New York, November 12, 2010–The Committee to Protect Journalists condemned Wednesday’s shooting attack against Mexican newspaper El Sur in the port city of Acapulco, Guerrero state. Unidentified armed men fired at the paper and then stormed into the newsroom and threatened to set it on fire, according to local news reports and CPJ interviews.

Around 10:30 p.m., gunmen aboard two trucks fired at the paper’s premises, where 12 employees were at work, El Sur reported. Two armed men reportedly broke into the paper’s offices, and fired their guns inside the newsroom. No injuries were reported. The assailants cut off phone lines, and sprinkled gasoline around the newsroom. In an interview with national networks, Acapulco’s police chief estimated that about 40 bullet holes were found inside the paper’s building and on its facade.

The newspaper’s employees found refugee under their desks or in the building’s backrooms, El Sur said. El Sur Director Juan Angulo told the press that the assailants, who spent around seven minutes in the newsroom, did not specify a reason for the assault.

El Sur regularly covers local politics, violence, and organized crime, but there was no evidence to link the newspaper’s coverage of anything specific to the attack.

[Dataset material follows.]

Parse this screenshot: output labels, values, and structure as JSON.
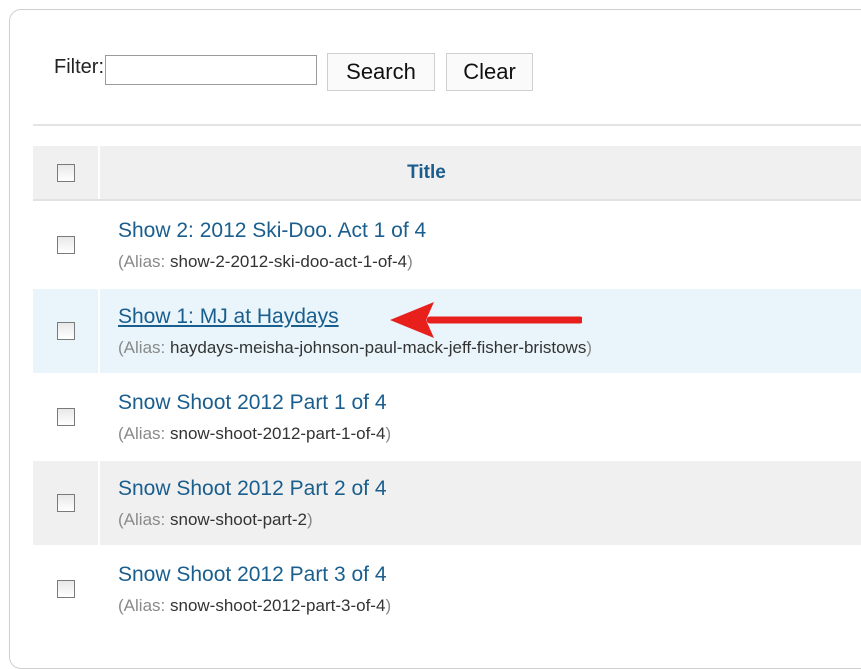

International and local news reports described the paper as a harsh critic of Guerrero Governor Zeferino Torreblanca. Angulo said that Torreblanca is hostile toward the paper, and suggested that the governor was behind the attack, according to news reports. Guerrero’s Secretary of Government Israel Soberanis Nogueda said in press interviews that the governor had nothing to do with the attack and has always supported freedom of the press. A spokesman for the governor did not respond to a CPJ request for comment.

“Violent attacks against the Mexican media continue with alarming regularity,” said Carlos Lauría, CPJ’s senior program coordinator for the Americas. “Without exhaustive investigations and successful prosecutions, journalists are left open to attacks and can be targeted with impunity. We call for a thorough investigation of this dangerous assault on El Sur.”

The press has been under increasing threat this year, with 10 journalists killed and a series of bombs aimed at Mexican news media offices. On August 27, a car bomb exploded at the headquarters of Mexico’s main network Televisa in Ciudad Victoria, the capital of Tamaulipas state. Unidentified men in a pickup hurled a grenade at Televisa’s offices in Monterrey, Nuevo León state on August 15, and the day before that assailants fired a grenade at Televisa’s offices in the border city of Matamoros, CPJ research shows.

On September 22, a CPJ delegation met with President Felipe Calderón in Mexico in a joint mission with the Inter American Press Association. During the meeting, Calderón pledged to reintroduce legislation that will federalize crimes against freedom of expression.